Shirley Temple Was a Celebrity. George Zimmerman Is Not.
Following the passing of film icon Shirley Temple on Monday, a common refrain in the pieces that commemorated her life and work was that she she didn’t make an embarrassment of herself once the bright lights of the Fox studio lot no longer cared to capture her image.
It is noteworthy that someone of Temple’s stature could fade into a polished second act so seamlessly. Especially someone as iconic and profitable as she. She was Lindsay Lohan… Mary-Kate and Ashley… Miley… Britney… all rolled into one and beyond, peaking somewhere around her 16th birthday. She left celebrity behind. She served others. She lived her life. A rare feat in today’s Coming Attractions celebrity atmosphere. We should all be so fortunate.
Already, too much has been said about this “celebrity boxing match” between child killer George Zimmerman and nostalgically beloved, albeit deeply troubled rapper DMX.
That Zimmerman is even considered a celebrity in some circles is disgusting, but not at all surprising. My feelings on this specific issue have already been stated eloquently by colleagues here and here.
This fight, whether it happens or not, is symptomatic of a greater issue in our culture. It’s what gets respectable news entities, once helmed by the likes of Edward R. Murrow, to jockey for Charlie Sheen exclusives. It’s what drives an insatiable curiosity about Lindsay Lohan. It’s the thing that gets mass petitions to deport Justin Bieber sent to the White House while more pressing foreign and domestic policy issues crawl, almost invisible, along the bottom ticker. It’s why major news has to cover “entertainment” to stay afloat.
Americans love a hero, but they also love villains. We love the idea that we can be anyone we want to be or, better yet, the redemptive narrative of the phoenix rising from the ashes. But in the spirit of the country’s Puritan ancestry, we also take joy in a public stoning in the town square.
It’s why Tonya Harding can still do interviews about assault on Nancy Kerrigan. It explains the existence of Celebrity Rehab on VH1. It’s why Iyanla Vanzant, once a fallen star herself, has made a comeback of her own by “fixing” the lives of others — including DMX (whose episode was disastrous at the very best). As a culture, we thirst happily on the spilled blood and ego of those we condemn. In creating a culture that worships celebrity — a term with ever lower barriers to entry — instead of talent or integrity, we echo the brutality of the Colosseum, where destruction was consumed as public sport and entertainment.

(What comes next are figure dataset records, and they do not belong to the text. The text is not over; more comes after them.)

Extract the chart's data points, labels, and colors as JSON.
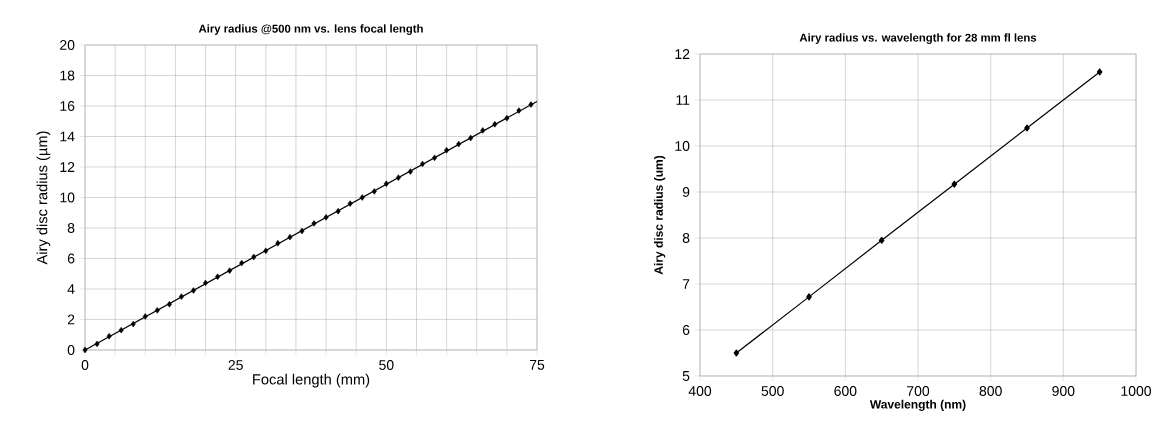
{
  "chart_data": [
    {
      "type": "scatter",
      "title": "Airy radius @500 nm vs. lens focal length",
      "xlabel": "Focal length (mm)",
      "ylabel": "Airy disc radius (µm)",
      "xlim": [
        0,
        75
      ],
      "ylim": [
        0,
        20
      ],
      "xticks": [
        0,
        {
          "value": 5,
          "label": null
        },
        {
          "value": 10,
          "label": null
        },
        {
          "value": 15,
          "label": null
        },
        {
          "value": 20,
          "label": null
        },
        25,
        {
          "value": 30,
          "label": null
        },
        {
          "value": 35,
          "label": null
        },
        {
          "value": 40,
          "label": null
        },
        {
          "value": 45,
          "label": null
        },
        50,
        {
          "value": 55,
          "label": null
        },
        {
          "value": 60,
          "label": null
        },
        {
          "value": 65,
          "label": null
        },
        {
          "value": 70,
          "label": null
        },
        75
      ],
      "yticks": [
        0,
        2,
        4,
        6,
        8,
        10,
        12,
        14,
        16,
        18,
        20
      ],
      "grid": true,
      "marker": "diamond",
      "series": [
        {
          "type": "scatter",
          "color": "#000000",
          "x": [
            0,
            2,
            4,
            6,
            8,
            10,
            12,
            14,
            16,
            18,
            20,
            22,
            24,
            26,
            28,
            30,
            32,
            34,
            36,
            38,
            40,
            42,
            44,
            46,
            48,
            50,
            52,
            54,
            56,
            58,
            60,
            62,
            64,
            66,
            68,
            70,
            72,
            74
          ],
          "values": [
            0,
            0.4,
            0.9,
            1.3,
            1.7,
            2.2,
            2.6,
            3.0,
            3.5,
            3.9,
            4.4,
            4.8,
            5.2,
            5.7,
            6.1,
            6.5,
            7.0,
            7.4,
            7.8,
            8.3,
            8.7,
            9.1,
            9.6,
            10.0,
            10.4,
            10.9,
            11.3,
            11.7,
            12.2,
            12.6,
            13.1,
            13.5,
            13.9,
            14.4,
            14.8,
            15.2,
            15.7,
            16.1
          ]
        },
        {
          "type": "line",
          "marker": "none",
          "line_style": "solid",
          "color": "#000000",
          "x": [
            0,
            75
          ],
          "values": [
            0,
            16.3
          ]
        }
      ]
    },
    {
      "type": "line",
      "title": "Airy radius vs. wavelength for 28 mm fl lens",
      "xlabel": "Wavelength (nm)",
      "ylabel": "Airy disc radius (um)",
      "xlim": [
        400,
        1000
      ],
      "ylim": [
        5,
        12
      ],
      "xticks": [
        400,
        500,
        600,
        700,
        800,
        900,
        1000
      ],
      "yticks": [
        5,
        6,
        7,
        8,
        9,
        10,
        11,
        12
      ],
      "grid": true,
      "marker": "diamond",
      "line_style": "solid",
      "series": [
        {
          "color": "#000000",
          "x": [
            450,
            550,
            650,
            750,
            850,
            950
          ],
          "values": [
            5.5,
            6.72,
            7.95,
            9.17,
            10.39,
            11.61
          ]
        }
      ]
    }
  ]
}
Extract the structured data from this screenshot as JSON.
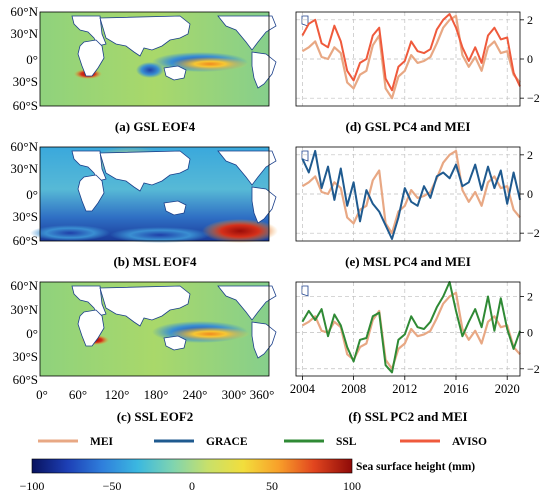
{
  "maps": {
    "lat_labels": [
      "60°N",
      "30°N",
      "0°",
      "30°S",
      "60°S"
    ],
    "lon_labels": [
      "0°",
      "60°",
      "120°",
      "180°",
      "240°",
      "300°",
      "360°"
    ],
    "captions": [
      "(a) GSL EOF4",
      "(b) MSL EOF4",
      "(c) SSL EOF2"
    ]
  },
  "colorbar": {
    "label": "Sea surface height (mm)",
    "ticks": [
      "−100",
      "−50",
      "0",
      "50",
      "100"
    ],
    "colors": [
      "#08125e",
      "#1d3fb5",
      "#2f7fdc",
      "#3bb8e0",
      "#7fd4b0",
      "#c8e06a",
      "#f2de3c",
      "#f8a02a",
      "#e2461f",
      "#8e0a08"
    ]
  },
  "legend": [
    {
      "name": "MEI",
      "color": "#e8a884"
    },
    {
      "name": "GRACE",
      "color": "#1f5a8f"
    },
    {
      "name": "SSL",
      "color": "#2f8a35"
    },
    {
      "name": "AVISO",
      "color": "#ef5a3c"
    }
  ],
  "chart_data": [
    {
      "type": "line",
      "title": "(d) GSL PC4 and MEI",
      "x_range": [
        2003.5,
        2021
      ],
      "ylim": [
        -2.4,
        2.4
      ],
      "yticks": [
        "2",
        "0",
        "−2"
      ],
      "xticks": [],
      "grid": true,
      "series": [
        {
          "name": "MEI",
          "color": "#e8a884",
          "x": [
            2004,
            2004.5,
            2005,
            2005.5,
            2006,
            2006.5,
            2007,
            2007.5,
            2008,
            2008.5,
            2009,
            2009.5,
            2010,
            2010.5,
            2011,
            2011.5,
            2012,
            2012.5,
            2013,
            2013.5,
            2014,
            2014.5,
            2015,
            2015.5,
            2016,
            2016.5,
            2017,
            2017.5,
            2018,
            2018.5,
            2019,
            2019.5,
            2020,
            2020.5,
            2021
          ],
          "y": [
            0.4,
            0.6,
            0.9,
            0.1,
            0,
            0.6,
            0.3,
            -1.2,
            -1.5,
            -0.8,
            -0.6,
            0.7,
            1.2,
            -1.5,
            -2,
            -0.9,
            -0.6,
            0.2,
            -0.2,
            -0.1,
            0.1,
            0.8,
            1.6,
            2,
            2.2,
            0.2,
            -0.4,
            0.1,
            -0.6,
            0.6,
            0.9,
            0.3,
            0.4,
            -0.8,
            -1.2
          ]
        },
        {
          "name": "AVISO",
          "color": "#ef5a3c",
          "x": [
            2004,
            2004.5,
            2005,
            2005.5,
            2006,
            2006.5,
            2007,
            2007.5,
            2008,
            2008.5,
            2009,
            2009.5,
            2010,
            2010.5,
            2011,
            2011.5,
            2012,
            2012.5,
            2013,
            2013.5,
            2014,
            2014.5,
            2015,
            2015.5,
            2016,
            2016.5,
            2017,
            2017.5,
            2018,
            2018.5,
            2019,
            2019.5,
            2020,
            2020.5,
            2021
          ],
          "y": [
            1.2,
            1.8,
            2,
            0.8,
            0.6,
            1.7,
            0.9,
            -0.6,
            -1.1,
            -0.2,
            0,
            1.2,
            1.6,
            -1,
            -1.6,
            -0.4,
            -0.1,
            0.9,
            0.4,
            0.3,
            0.5,
            1.5,
            2,
            2.3,
            1.6,
            0.6,
            -0.1,
            0.6,
            -0.2,
            1.2,
            1.6,
            1,
            1.1,
            -0.7,
            -1.4
          ]
        }
      ]
    },
    {
      "type": "line",
      "title": "(e) MSL PC4 and MEI",
      "x_range": [
        2003.5,
        2021
      ],
      "ylim": [
        -2.4,
        2.4
      ],
      "yticks": [
        "2",
        "0",
        "−2"
      ],
      "xticks": [],
      "grid": true,
      "series": [
        {
          "name": "MEI",
          "color": "#e8a884",
          "x": [
            2004,
            2004.5,
            2005,
            2005.5,
            2006,
            2006.5,
            2007,
            2007.5,
            2008,
            2008.5,
            2009,
            2009.5,
            2010,
            2010.5,
            2011,
            2011.5,
            2012,
            2012.5,
            2013,
            2013.5,
            2014,
            2014.5,
            2015,
            2015.5,
            2016,
            2016.5,
            2017,
            2017.5,
            2018,
            2018.5,
            2019,
            2019.5,
            2020,
            2020.5,
            2021
          ],
          "y": [
            0.4,
            0.6,
            0.9,
            0.1,
            0,
            0.6,
            0.3,
            -1.2,
            -1.5,
            -0.8,
            -0.6,
            0.7,
            1.2,
            -1.5,
            -2,
            -0.9,
            -0.6,
            0.2,
            -0.2,
            -0.1,
            0.1,
            0.8,
            1.6,
            2,
            2.2,
            0.2,
            -0.4,
            0.1,
            -0.6,
            0.6,
            0.9,
            0.3,
            0.4,
            -0.8,
            -1.2
          ]
        },
        {
          "name": "GRACE",
          "color": "#1f5a8f",
          "x": [
            2004,
            2004.5,
            2005,
            2005.5,
            2006,
            2006.5,
            2007,
            2007.5,
            2008,
            2008.5,
            2009,
            2009.5,
            2010,
            2010.5,
            2011,
            2011.5,
            2012,
            2012.5,
            2013,
            2013.5,
            2014,
            2014.5,
            2015,
            2015.5,
            2016,
            2016.5,
            2017,
            2017.5,
            2018,
            2018.5,
            2019,
            2019.5,
            2020,
            2020.5,
            2021
          ],
          "y": [
            1.8,
            1.1,
            2.2,
            0.3,
            1.4,
            -0.3,
            1.3,
            -0.6,
            0.6,
            -1.4,
            0.2,
            -0.5,
            -0.9,
            -1.6,
            -2.3,
            -1.2,
            0.3,
            -0.4,
            -0.6,
            0.4,
            -0.2,
            0.9,
            1.1,
            0.8,
            1.5,
            0.4,
            0.6,
            1.5,
            0.2,
            1.4,
            0.3,
            1.2,
            -0.5,
            1.1,
            -0.3
          ]
        }
      ]
    },
    {
      "type": "line",
      "title": "(f) SSL PC2 and MEI",
      "x_range": [
        2003.5,
        2021
      ],
      "ylim": [
        -2.4,
        2.8
      ],
      "yticks": [
        "2",
        "0",
        "−2"
      ],
      "xticks": [
        "2004",
        "2008",
        "2012",
        "2016",
        "2020"
      ],
      "grid": true,
      "series": [
        {
          "name": "MEI",
          "color": "#e8a884",
          "x": [
            2004,
            2004.5,
            2005,
            2005.5,
            2006,
            2006.5,
            2007,
            2007.5,
            2008,
            2008.5,
            2009,
            2009.5,
            2010,
            2010.5,
            2011,
            2011.5,
            2012,
            2012.5,
            2013,
            2013.5,
            2014,
            2014.5,
            2015,
            2015.5,
            2016,
            2016.5,
            2017,
            2017.5,
            2018,
            2018.5,
            2019,
            2019.5,
            2020,
            2020.5,
            2021
          ],
          "y": [
            0.4,
            0.6,
            0.9,
            0.1,
            0,
            0.6,
            0.3,
            -1.2,
            -1.5,
            -0.8,
            -0.6,
            0.7,
            1.2,
            -1.5,
            -2,
            -0.9,
            -0.6,
            0.2,
            -0.2,
            -0.1,
            0.1,
            0.8,
            1.6,
            2,
            2.2,
            0.2,
            -0.4,
            0.1,
            -0.6,
            0.6,
            0.9,
            0.3,
            0.4,
            -0.8,
            -1.2
          ]
        },
        {
          "name": "SSL",
          "color": "#2f8a35",
          "x": [
            2004,
            2004.5,
            2005,
            2005.5,
            2006,
            2006.5,
            2007,
            2007.5,
            2008,
            2008.5,
            2009,
            2009.5,
            2010,
            2010.5,
            2011,
            2011.5,
            2012,
            2012.5,
            2013,
            2013.5,
            2014,
            2014.5,
            2015,
            2015.5,
            2016,
            2016.5,
            2017,
            2017.5,
            2018,
            2018.5,
            2019,
            2019.5,
            2020,
            2020.5,
            2021
          ],
          "y": [
            0.6,
            1.2,
            0.7,
            1.3,
            -0.2,
            1,
            0.4,
            -0.8,
            -1.6,
            -0.4,
            -0.3,
            0.9,
            1.1,
            -1.8,
            -2.2,
            -0.4,
            -0.1,
            0.9,
            0.3,
            0.2,
            0.6,
            1.4,
            2,
            2.8,
            1.2,
            -0.2,
            0.6,
            1.3,
            0.3,
            2,
            0.1,
            1.9,
            0.2,
            -0.9,
            0.1
          ]
        }
      ]
    }
  ]
}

It is a system in which we are all complicit, from the stories we share, the names we know and the ones we will not allow ourselves to forget. We vote people into a permanent culture space with pageview clicks we bestow, the magazines we buy, the episodes we watch, and how many of our dollars we offer to opening weekend totals. As celebrity-oriented culture grows larger and more dominant so, too, will its offenses.